Yakından takip edilmesi gereken bir başka önemli nokta da en büyük döviz geliri kaynağımız olan turizm. Haziran ayında turizm gelirlerimiz geçen seneye göre yüzde 9,5 artmış gözüküyor. Ancak önceki aylara göre bir yavaşlama söz konusu. Ayrıca otel fiyatlarının geçen seneye göre döviz bazında ne kadar arttığını dikkate alırsak, yüzde 9,5 artış oldukça yetersiz kalmakta. Zengin ülkelerden gelen harcama eğilimi yüksek turist sayısında (“faydalı turist” diyelim) bir yavaşlama olduğu muhakkak. Belki bu sene rezervasyonlar çok önceden yapıldığı için bu yavaşlamayı tam hissetmeyeceğiz, ancak yüksek fiyatlamalar seneye de devam ederse, Türkiye ekonomisi için elzem döviz geliri sağlayan bu sektörün durumunu masaya yatırmak gerekebilir. 

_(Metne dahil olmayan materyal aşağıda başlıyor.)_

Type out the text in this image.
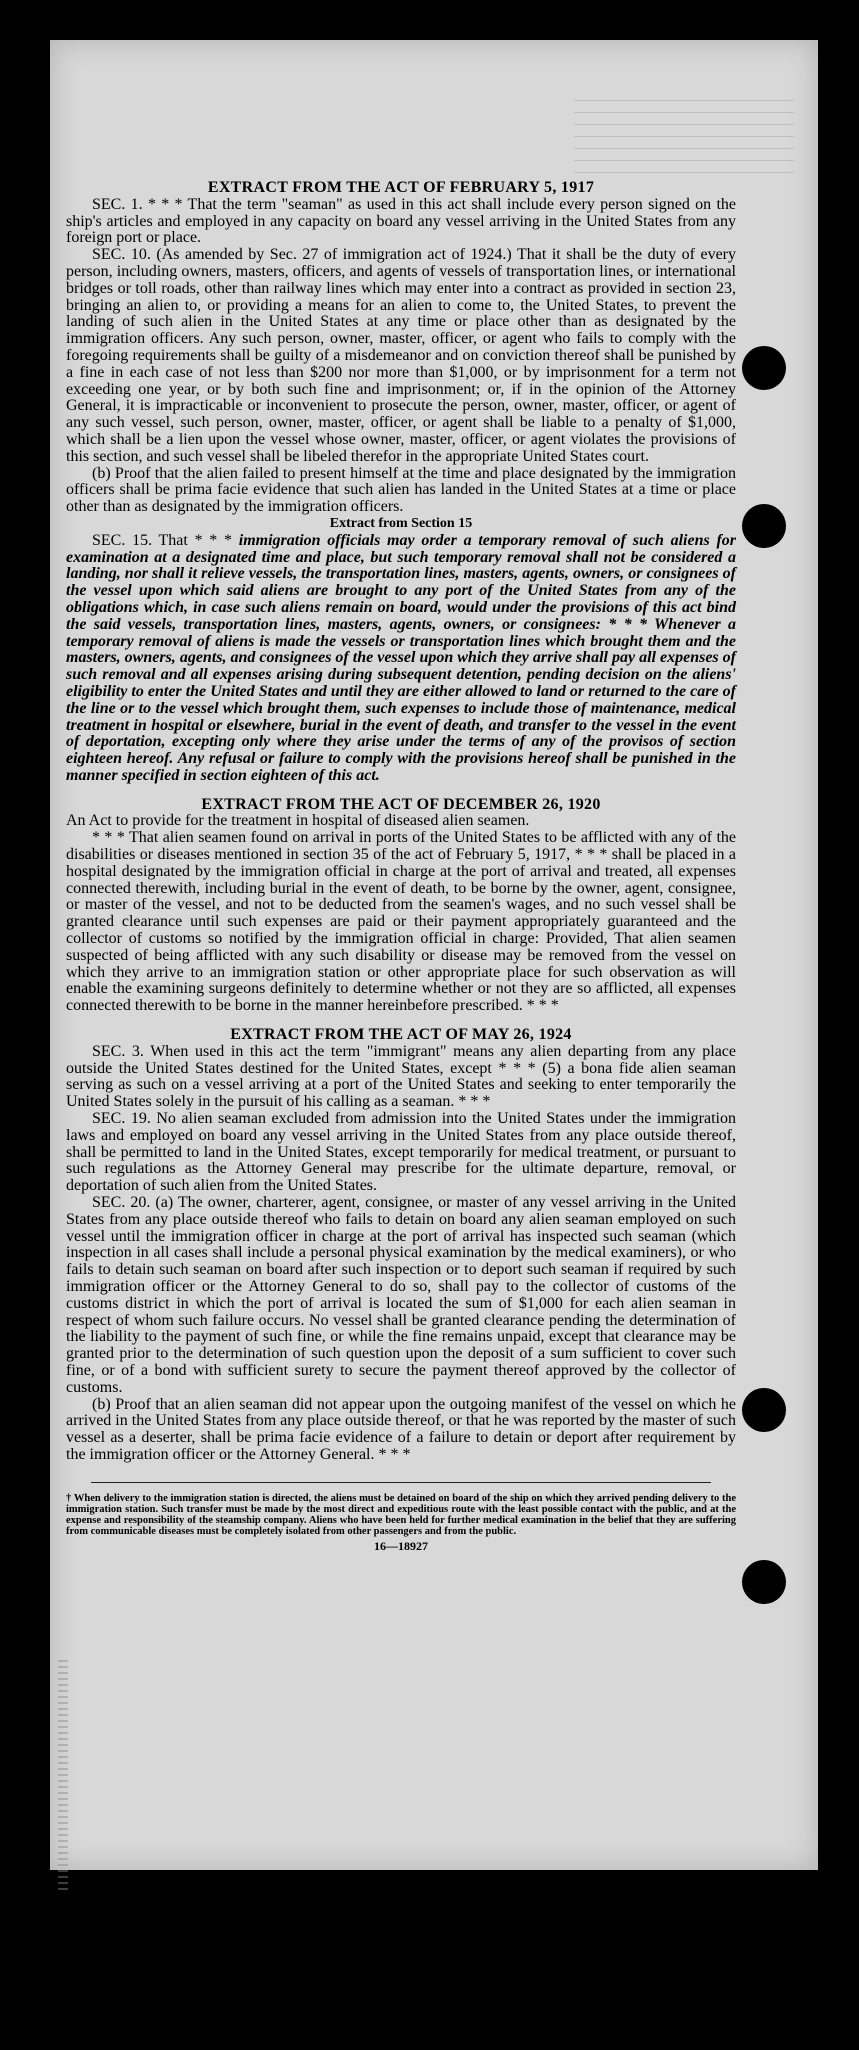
EXTRACT FROM THE ACT OF FEBRUARY 5, 1917

SEC. 1. * * * That the term "seaman" as used in this act shall include every person signed on the ship's articles and employed in any capacity on board any vessel arriving in the United States from any foreign port or place.

SEC. 10. (As amended by Sec. 27 of immigration act of 1924.) That it shall be the duty of every person, including owners, masters, officers, and agents of vessels of transportation lines, or international bridges or toll roads, other than railway lines which may enter into a contract as provided in section 23, bringing an alien to, or providing a means for an alien to come to, the United States, to prevent the landing of such alien in the United States at any time or place other than as designated by the immigration officers. Any such person, owner, master, officer, or agent who fails to comply with the foregoing requirements shall be guilty of a misdemeanor and on conviction thereof shall be punished by a fine in each case of not less than $200 nor more than $1,000, or by imprisonment for a term not exceeding one year, or by both such fine and imprisonment; or, if in the opinion of the Attorney General, it is impracticable or inconvenient to prosecute the person, owner, master, officer, or agent of any such vessel, such person, owner, master, officer, or agent shall be liable to a penalty of $1,000, which shall be a lien upon the vessel whose owner, master, officer, or agent violates the provisions of this section, and such vessel shall be libeled therefor in the appropriate United States court.

(b) Proof that the alien failed to present himself at the time and place designated by the immigration officers shall be prima facie evidence that such alien has landed in the United States at a time or place other than as designated by the immigration officers.

Extract from Section 15

SEC. 15. That * * * immigration officials may order a temporary removal of such aliens for examination at a designated time and place, but such temporary removal shall not be considered a landing, nor shall it relieve vessels, the transportation lines, masters, agents, owners, or consignees of the vessel upon which said aliens are brought to any port of the United States from any of the obligations which, in case such aliens remain on board, would under the provisions of this act bind the said vessels, transportation lines, masters, agents, owners, or consignees: * * * Whenever a temporary removal of aliens is made the vessels or transportation lines which brought them and the masters, owners, agents, and consignees of the vessel upon which they arrive shall pay all expenses of such removal and all expenses arising during subsequent detention, pending decision on the aliens' eligibility to enter the United States and until they are either allowed to land or returned to the care of the line or to the vessel which brought them, such expenses to include those of maintenance, medical treatment in hospital or elsewhere, burial in the event of death, and transfer to the vessel in the event of deportation, excepting only where they arise under the terms of any of the provisos of section eighteen hereof. Any refusal or failure to comply with the provisions hereof shall be punished in the manner specified in section eighteen of this act.

EXTRACT FROM THE ACT OF DECEMBER 26, 1920

An Act to provide for the treatment in hospital of diseased alien seamen.

* * * That alien seamen found on arrival in ports of the United States to be afflicted with any of the disabilities or diseases mentioned in section 35 of the act of February 5, 1917, * * * shall be placed in a hospital designated by the immigration official in charge at the port of arrival and treated, all expenses connected therewith, including burial in the event of death, to be borne by the owner, agent, consignee, or master of the vessel, and not to be deducted from the seamen's wages, and no such vessel shall be granted clearance until such expenses are paid or their payment appropriately guaranteed and the collector of customs so notified by the immigration official in charge: Provided, That alien seamen suspected of being afflicted with any such disability or disease may be removed from the vessel on which they arrive to an immigration station or other appropriate place for such observation as will enable the examining surgeons definitely to determine whether or not they are so afflicted, all expenses connected therewith to be borne in the manner hereinbefore prescribed. * * *

EXTRACT FROM THE ACT OF MAY 26, 1924

SEC. 3. When used in this act the term "immigrant" means any alien departing from any place outside the United States destined for the United States, except * * * (5) a bona fide alien seaman serving as such on a vessel arriving at a port of the United States and seeking to enter temporarily the United States solely in the pursuit of his calling as a seaman. * * *

SEC. 19. No alien seaman excluded from admission into the United States under the immigration laws and employed on board any vessel arriving in the United States from any place outside thereof, shall be permitted to land in the United States, except temporarily for medical treatment, or pursuant to such regulations as the Attorney General may prescribe for the ultimate departure, removal, or deportation of such alien from the United States.

SEC. 20. (a) The owner, charterer, agent, consignee, or master of any vessel arriving in the United States from any place outside thereof who fails to detain on board any alien seaman employed on such vessel until the immigration officer in charge at the port of arrival has inspected such seaman (which inspection in all cases shall include a personal physical examination by the medical examiners), or who fails to detain such seaman on board after such inspection or to deport such seaman if required by such immigration officer or the Attorney General to do so, shall pay to the collector of customs of the customs district in which the port of arrival is located the sum of $1,000 for each alien seaman in respect of whom such failure occurs. No vessel shall be granted clearance pending the determination of the liability to the payment of such fine, or while the fine remains unpaid, except that clearance may be granted prior to the determination of such question upon the deposit of a sum sufficient to cover such fine, or of a bond with sufficient surety to secure the payment thereof approved by the collector of customs.

(b) Proof that an alien seaman did not appear upon the outgoing manifest of the vessel on which he arrived in the United States from any place outside thereof, or that he was reported by the master of such vessel as a deserter, shall be prima facie evidence of a failure to detain or deport after requirement by the immigration officer or the Attorney General. * * *

† When delivery to the immigration station is directed, the aliens must be detained on board of the ship on which they arrived pending delivery to the immigration station. Such transfer must be made by the most direct and expeditious route with the least possible contact with the public, and at the expense and responsibility of the steamship company. Aliens who have been held for further medical examination in the belief that they are suffering from communicable diseases must be completely isolated from other passengers and from the public.

16—18927
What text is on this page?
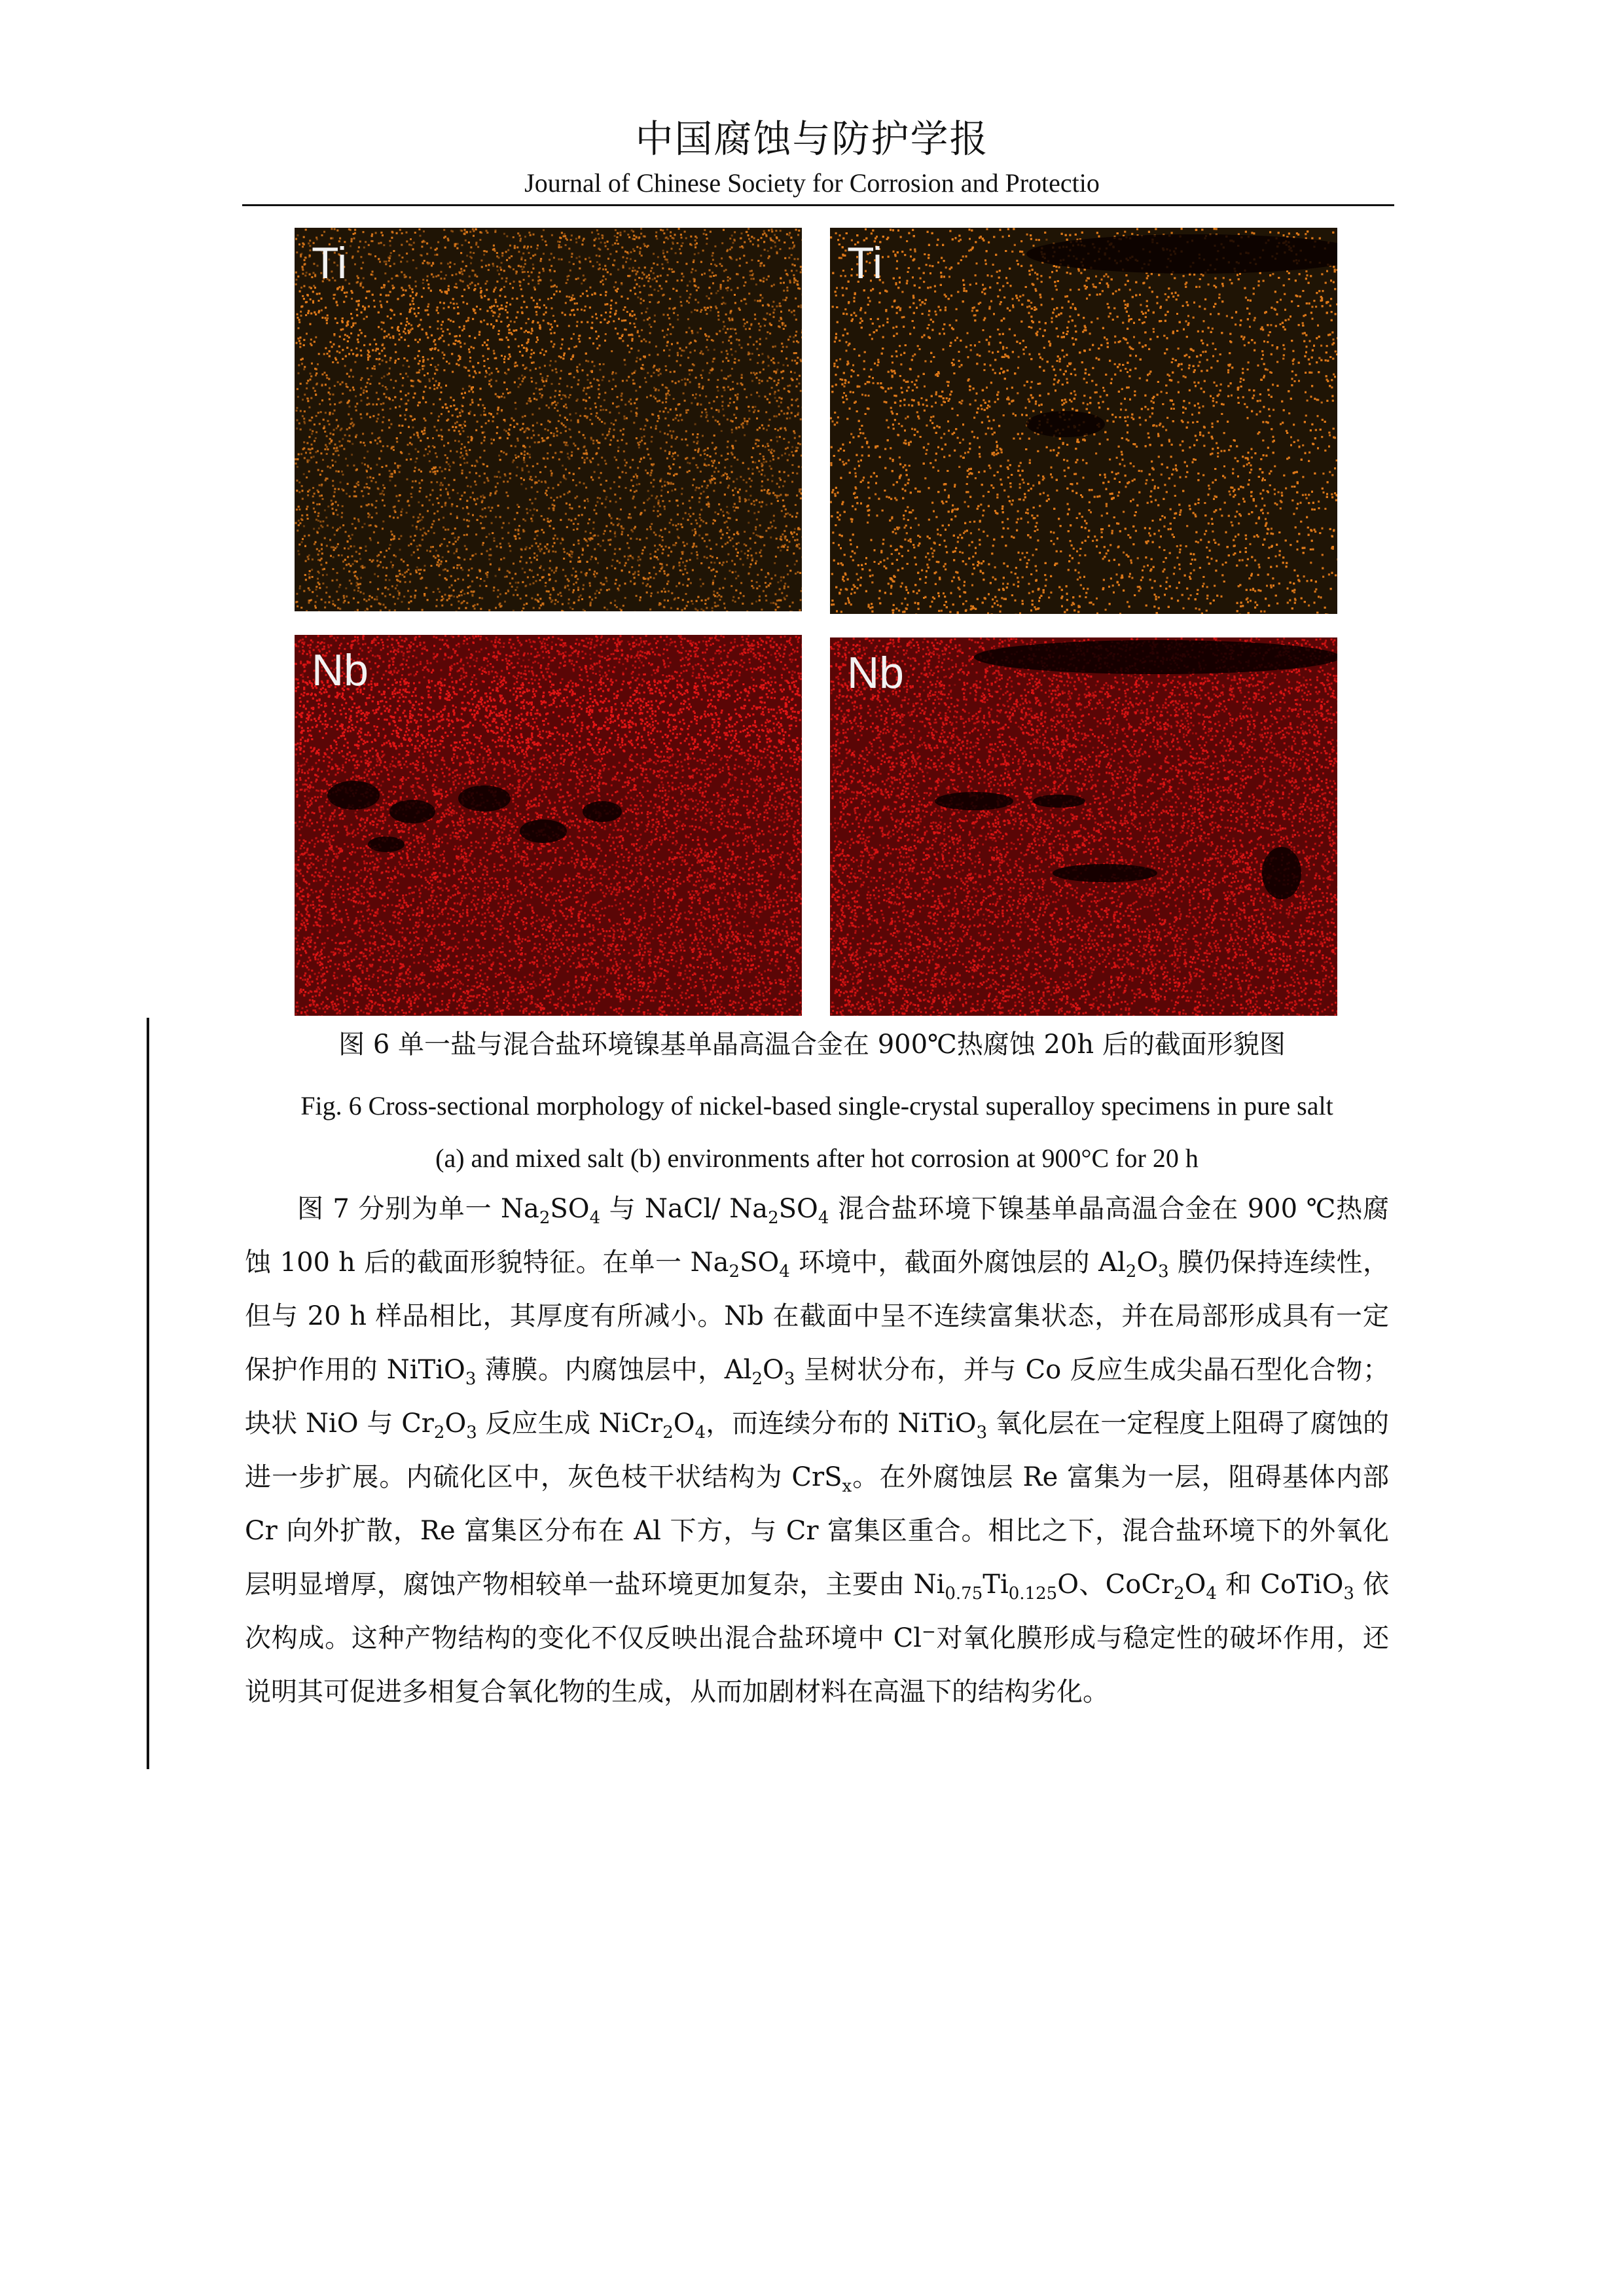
中国腐蚀与防护学报
Journal of Chinese Society for Corrosion and Protectio
Ti	Ti
Nb	Nb
图 6 单一盐与混合盐环境镍基单晶高温合金在 900℃热腐蚀 20h 后的截面形貌图
Fig. 6 Cross-sectional morphology of nickel-based single-crystal superalloy specimens in pure salt
(a) and mixed salt (b) environments after hot corrosion at 900°C for 20 h
图 7 分别为单一 $Na_2SO_4$ 与 NaCl/ $Na_2SO_4$ 混合盐环境下镍基单晶高温合金在 900 ℃热腐蚀 100 h 后的截面形貌特征。在单一 $Na_2SO_4$ 环境中，截面外腐蚀层的 $Al_2O_3$ 膜仍保持连续性，但与 20 h 样品相比，其厚度有所减小。Nb 在截面中呈不连续富集状态，并在局部形成具有一定保护作用的 NiTiO$_3$ 薄膜。内腐蚀层中，$Al_2O_3$ 呈树状分布，并与 Co 反应生成尖晶石型化合物；块状 NiO 与 $Cr_2O_3$ 反应生成 $NiCr_2O_4$，而连续分布的 NiTiO$_3$ 氧化层在一定程度上阻碍了腐蚀的进一步扩展。内硫化区中，灰色枝干状结构为 CrS$_x$。在外腐蚀层 Re 富集为一层，阻碍基体内部 Cr 向外扩散，Re 富集区分布在 Al 下方，与 Cr 富集区重合。相比之下，混合盐环境下的外氧化层明显增厚，腐蚀产物相较单一盐环境更加复杂，主要由 $Ni_{0.75}Ti_{0.125}O$、$CoCr_2O_4$ 和 CoTiO$_3$ 依次构成。这种产物结构的变化不仅反映出混合盐环境中 Cl−对氧化膜形成与稳定性的破坏作用，还说明其可促进多相复合氧化物的生成，从而加剧材料在高温下的结构劣化。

Resmi bütçe rakamları bu sabah yayınlanmış olacağı için burada onlar üzerinden bir yorum yapamıyorum. Ancak, geçen hafta yayınlanan “Hazine Nakit Gerçekleşmeleri” tablosuna baktığımızda bu ay çok büyük bir açığın ortaya çıkmadığı anlaşılıyor. Bu önemli çünkü bu ay memur ve emekli maaş zamlarının devreye girmesi söz konusuydu. Bununla birlikte Temmuzda elektrik ve bazı vergi ve harçalara getirilen zamların da bütçe gelirlerini artırıcı etkisi olmuş olmalı. Neticede, ilk 7 ay sonunda, bütçe açığı 1.1 trilyonun üzerine çıkmış durumda. Bu OVP’deki 2.7 trilyonluk açık hedefinin şimdilik altında kalındığını gösteriyor. Ancak, OVP hedefinin zaten aşırı yüksek belirlenmiş olduğunu, ve programın başarısı açısından bu açık rakamının yüzde 20 kadar aşağıda (GSYH’nin %5’inin altında) olması gerektiğini belirteyim.